Schroedingers-Hat commented 12 years ago

I effed about for a bit with something I thought would work but I hadn't taken something into account. The only way I can think of is to insert an event into the world which all minkowski diagrams reference, will poke at it now.

On Tue, Sep 11, 2012 at 6:02 AM, Alex Reinhart notifications@github.comwrote:

@Schroedingers-Hat https://github.com/Schroedingers-Hat: Any ideas on fixing worldlines after frame shifts? I thought you had come up with something, but haven't had a chance to talk since. We're looking to use the code in a few days.
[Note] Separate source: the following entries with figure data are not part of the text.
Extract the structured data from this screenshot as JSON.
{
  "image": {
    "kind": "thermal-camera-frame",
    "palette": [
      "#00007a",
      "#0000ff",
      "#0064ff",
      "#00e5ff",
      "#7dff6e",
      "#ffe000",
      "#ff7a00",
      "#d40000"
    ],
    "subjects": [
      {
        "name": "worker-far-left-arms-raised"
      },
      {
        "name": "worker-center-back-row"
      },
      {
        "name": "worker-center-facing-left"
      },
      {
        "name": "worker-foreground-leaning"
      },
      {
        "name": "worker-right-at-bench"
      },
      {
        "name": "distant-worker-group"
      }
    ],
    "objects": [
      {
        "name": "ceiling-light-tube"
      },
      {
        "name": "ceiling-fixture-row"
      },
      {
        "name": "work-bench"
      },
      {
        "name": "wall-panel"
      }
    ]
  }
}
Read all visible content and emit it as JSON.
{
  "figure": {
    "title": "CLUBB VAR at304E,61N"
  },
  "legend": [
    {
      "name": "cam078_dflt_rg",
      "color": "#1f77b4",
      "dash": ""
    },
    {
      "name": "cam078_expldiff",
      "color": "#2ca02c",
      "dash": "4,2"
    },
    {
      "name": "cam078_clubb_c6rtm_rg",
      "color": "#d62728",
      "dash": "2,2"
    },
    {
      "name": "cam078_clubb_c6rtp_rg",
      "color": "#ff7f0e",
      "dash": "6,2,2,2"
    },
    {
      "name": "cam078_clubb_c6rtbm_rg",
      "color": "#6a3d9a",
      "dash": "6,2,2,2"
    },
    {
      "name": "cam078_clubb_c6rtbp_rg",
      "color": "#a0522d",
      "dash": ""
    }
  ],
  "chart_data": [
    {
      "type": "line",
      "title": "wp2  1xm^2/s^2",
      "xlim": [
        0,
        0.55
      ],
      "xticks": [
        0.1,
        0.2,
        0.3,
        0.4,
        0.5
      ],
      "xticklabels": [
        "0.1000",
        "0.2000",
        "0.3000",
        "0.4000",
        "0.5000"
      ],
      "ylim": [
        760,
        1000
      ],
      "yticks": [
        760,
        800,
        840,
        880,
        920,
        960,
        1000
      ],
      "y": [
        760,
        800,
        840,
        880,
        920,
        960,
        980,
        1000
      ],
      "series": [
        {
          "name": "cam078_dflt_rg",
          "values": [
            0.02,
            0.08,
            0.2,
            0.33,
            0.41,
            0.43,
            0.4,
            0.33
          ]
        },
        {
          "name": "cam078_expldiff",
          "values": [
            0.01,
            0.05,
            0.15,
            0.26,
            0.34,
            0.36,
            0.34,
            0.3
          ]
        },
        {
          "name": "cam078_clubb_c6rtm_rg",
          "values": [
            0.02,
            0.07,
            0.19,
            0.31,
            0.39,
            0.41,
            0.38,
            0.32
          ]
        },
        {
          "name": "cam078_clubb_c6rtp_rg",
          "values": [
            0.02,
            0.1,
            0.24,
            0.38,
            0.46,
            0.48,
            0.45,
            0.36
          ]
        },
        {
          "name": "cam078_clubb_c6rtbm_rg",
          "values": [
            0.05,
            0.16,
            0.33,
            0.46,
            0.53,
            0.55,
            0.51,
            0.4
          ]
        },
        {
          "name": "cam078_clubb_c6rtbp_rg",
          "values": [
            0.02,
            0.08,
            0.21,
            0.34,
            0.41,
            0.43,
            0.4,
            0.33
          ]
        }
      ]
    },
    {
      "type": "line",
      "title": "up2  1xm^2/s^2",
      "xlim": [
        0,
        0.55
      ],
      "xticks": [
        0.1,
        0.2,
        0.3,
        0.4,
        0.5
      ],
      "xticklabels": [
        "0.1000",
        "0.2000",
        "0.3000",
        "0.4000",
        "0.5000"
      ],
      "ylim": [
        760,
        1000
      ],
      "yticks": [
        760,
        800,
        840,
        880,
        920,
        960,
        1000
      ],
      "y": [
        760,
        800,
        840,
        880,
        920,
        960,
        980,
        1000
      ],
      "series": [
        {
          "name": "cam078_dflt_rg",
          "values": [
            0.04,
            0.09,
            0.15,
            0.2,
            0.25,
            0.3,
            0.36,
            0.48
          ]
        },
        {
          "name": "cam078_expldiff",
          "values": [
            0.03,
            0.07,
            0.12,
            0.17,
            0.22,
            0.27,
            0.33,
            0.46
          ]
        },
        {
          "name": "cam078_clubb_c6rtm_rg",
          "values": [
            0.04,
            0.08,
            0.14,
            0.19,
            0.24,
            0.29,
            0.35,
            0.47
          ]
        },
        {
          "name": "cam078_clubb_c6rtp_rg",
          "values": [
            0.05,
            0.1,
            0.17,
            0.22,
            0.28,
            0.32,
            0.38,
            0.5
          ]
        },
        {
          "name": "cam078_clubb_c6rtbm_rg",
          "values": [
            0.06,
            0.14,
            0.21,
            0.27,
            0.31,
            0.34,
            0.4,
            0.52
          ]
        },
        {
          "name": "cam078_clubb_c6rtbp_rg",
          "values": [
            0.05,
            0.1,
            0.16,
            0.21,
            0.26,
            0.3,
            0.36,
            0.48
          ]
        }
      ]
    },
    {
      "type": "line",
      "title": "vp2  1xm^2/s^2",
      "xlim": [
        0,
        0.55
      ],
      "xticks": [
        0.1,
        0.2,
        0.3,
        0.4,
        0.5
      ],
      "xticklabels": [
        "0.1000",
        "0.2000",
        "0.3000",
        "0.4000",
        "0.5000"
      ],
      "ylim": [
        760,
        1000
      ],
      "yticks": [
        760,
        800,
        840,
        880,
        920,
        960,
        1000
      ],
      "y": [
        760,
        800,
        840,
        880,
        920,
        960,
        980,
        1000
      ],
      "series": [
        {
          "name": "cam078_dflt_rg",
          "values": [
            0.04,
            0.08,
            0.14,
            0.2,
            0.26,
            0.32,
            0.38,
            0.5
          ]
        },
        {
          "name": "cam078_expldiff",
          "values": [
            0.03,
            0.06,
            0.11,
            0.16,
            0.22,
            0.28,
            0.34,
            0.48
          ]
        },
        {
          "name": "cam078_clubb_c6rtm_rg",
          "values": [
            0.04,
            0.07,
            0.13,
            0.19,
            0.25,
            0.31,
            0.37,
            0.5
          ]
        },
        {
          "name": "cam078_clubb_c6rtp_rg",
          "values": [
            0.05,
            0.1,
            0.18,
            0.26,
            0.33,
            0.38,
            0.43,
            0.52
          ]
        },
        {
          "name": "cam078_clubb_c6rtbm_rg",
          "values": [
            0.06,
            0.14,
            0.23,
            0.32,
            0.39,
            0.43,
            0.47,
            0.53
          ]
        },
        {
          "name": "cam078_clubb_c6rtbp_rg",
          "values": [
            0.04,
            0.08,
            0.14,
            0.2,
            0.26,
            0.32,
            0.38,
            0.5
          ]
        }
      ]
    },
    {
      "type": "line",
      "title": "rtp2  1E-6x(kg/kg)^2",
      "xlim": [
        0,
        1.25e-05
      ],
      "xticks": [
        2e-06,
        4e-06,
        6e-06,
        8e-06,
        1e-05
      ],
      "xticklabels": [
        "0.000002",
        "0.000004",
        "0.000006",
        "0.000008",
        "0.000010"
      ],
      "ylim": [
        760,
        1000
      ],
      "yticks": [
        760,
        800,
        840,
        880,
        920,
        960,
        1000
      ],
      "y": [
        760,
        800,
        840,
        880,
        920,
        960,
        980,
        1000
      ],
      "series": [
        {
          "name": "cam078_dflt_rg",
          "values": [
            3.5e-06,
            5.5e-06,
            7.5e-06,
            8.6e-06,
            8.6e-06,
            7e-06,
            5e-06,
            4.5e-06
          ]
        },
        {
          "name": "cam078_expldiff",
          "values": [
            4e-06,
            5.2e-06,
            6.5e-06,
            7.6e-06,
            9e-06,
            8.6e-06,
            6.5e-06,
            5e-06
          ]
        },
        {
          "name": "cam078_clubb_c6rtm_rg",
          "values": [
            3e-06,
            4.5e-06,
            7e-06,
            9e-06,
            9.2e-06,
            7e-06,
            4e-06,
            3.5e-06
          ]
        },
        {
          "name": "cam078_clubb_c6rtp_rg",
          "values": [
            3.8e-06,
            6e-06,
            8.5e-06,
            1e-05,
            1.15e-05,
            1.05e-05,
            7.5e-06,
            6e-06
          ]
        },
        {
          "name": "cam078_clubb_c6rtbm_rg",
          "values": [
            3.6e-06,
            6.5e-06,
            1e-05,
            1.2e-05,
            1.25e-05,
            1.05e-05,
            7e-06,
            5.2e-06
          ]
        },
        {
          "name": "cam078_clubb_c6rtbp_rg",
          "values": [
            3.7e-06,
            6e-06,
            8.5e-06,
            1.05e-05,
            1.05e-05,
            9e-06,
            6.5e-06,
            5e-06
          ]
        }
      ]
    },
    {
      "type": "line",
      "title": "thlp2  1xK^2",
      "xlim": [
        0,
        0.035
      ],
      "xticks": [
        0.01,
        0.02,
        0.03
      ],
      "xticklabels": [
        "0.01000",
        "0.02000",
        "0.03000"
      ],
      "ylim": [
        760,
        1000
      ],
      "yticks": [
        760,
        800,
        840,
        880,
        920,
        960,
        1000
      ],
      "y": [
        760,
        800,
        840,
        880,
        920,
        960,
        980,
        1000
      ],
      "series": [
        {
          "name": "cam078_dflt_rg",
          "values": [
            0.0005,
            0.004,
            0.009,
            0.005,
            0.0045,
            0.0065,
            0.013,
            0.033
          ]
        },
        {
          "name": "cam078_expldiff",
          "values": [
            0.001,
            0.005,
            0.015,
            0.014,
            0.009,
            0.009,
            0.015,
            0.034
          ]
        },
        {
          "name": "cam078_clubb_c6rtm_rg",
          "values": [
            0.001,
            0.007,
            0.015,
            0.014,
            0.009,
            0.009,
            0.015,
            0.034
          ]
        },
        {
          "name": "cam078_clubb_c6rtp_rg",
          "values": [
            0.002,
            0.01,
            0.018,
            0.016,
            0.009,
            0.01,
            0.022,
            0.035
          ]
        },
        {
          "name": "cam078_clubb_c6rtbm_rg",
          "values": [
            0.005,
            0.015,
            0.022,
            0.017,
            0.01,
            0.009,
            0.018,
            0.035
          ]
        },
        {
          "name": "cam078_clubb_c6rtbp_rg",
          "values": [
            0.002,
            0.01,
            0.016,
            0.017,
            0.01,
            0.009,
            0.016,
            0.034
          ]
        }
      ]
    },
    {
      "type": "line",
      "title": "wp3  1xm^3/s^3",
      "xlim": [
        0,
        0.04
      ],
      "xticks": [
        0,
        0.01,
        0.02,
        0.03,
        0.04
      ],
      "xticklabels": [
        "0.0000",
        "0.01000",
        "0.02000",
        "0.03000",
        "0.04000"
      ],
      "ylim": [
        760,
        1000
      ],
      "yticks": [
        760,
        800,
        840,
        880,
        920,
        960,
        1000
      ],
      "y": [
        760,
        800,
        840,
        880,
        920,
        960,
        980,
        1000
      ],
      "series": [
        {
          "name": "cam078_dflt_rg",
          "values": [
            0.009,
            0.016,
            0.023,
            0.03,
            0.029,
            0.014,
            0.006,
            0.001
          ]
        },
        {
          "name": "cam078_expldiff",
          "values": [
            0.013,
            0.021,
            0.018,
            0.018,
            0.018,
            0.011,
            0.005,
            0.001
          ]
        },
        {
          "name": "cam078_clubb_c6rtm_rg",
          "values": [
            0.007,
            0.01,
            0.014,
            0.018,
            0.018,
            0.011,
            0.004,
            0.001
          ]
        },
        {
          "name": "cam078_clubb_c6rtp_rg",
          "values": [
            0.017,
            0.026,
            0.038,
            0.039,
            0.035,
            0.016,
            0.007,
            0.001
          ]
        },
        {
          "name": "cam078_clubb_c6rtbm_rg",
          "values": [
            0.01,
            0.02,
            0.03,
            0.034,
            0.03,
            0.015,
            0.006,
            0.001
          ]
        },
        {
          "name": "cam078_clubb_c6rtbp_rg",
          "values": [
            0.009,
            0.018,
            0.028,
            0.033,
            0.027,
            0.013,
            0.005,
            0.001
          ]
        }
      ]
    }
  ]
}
— Reply to this email directly or view it on GitHubhttps://github.com/Schroedingers-Hat/jsphys/issues/128#issuecomment-8436361.

capnrefsmmat commented 12 years ago

So why is it that the present time dots appear to trace the correct trajectory, when the worldlines don't? (I probably already asked you this, but I forgot the answer.)

Schroedingers-Hat commented 12 years ago

Because they are subtly off by a factor of gamma, once you trace the worldlines you see the trajectory is still drifting a little, alternatively you can have the dots travel one proper second per real world second, but then they do not match any given 'now'. You could do a bunch of calculations to re-create the discarded (or non-existant) information about the state of the world after the first transformation each frame, but that would be a massive kludge fest and require tangling the code even further than it already is.

Basically it all comes from the poor decision to think of objects as things which need updating, rather than descriptions of a line, in the first place.

Simplest is to add some kind of logic to the main loop (such as an event which is transformed)

There is something a bit special about the initial state (before a transformation into one of the object's frames) as this is where all the initialPoints are specified (unless they have a time specified :/). This information can be used fairly easily to create a view centred on the event that was at the origin in the initial frame (basically tau == 0 for all objects) but this will not represent now in any different frame.

When was 'a few days' by the way?

On Fri, Sep 14, 2012 at 12:12 AM, Alex Reinhart notifications@github.comwrote:

So why is it that the present time dots appear to trace the correct trajectory, when the worldlines don't? (I probably already asked you this, but I forgot the answer.)

— Reply to this email directly or view it on GitHubhttps://github.com/Schroedingers-Hat/jsphys/issues/128#issuecomment-8529322.

capnrefsmmat commented 12 years ago

If the diagrams are static, how about we draw them once, at the beginning of the animation, and then leave them be? We'd only need to respond to zoom events and sudden frame changes. Perhaps inertialObjects need a realInitialPt which is the base for their worldline.

"A few days" would be around now, as it happens, although the prof has been out of contact.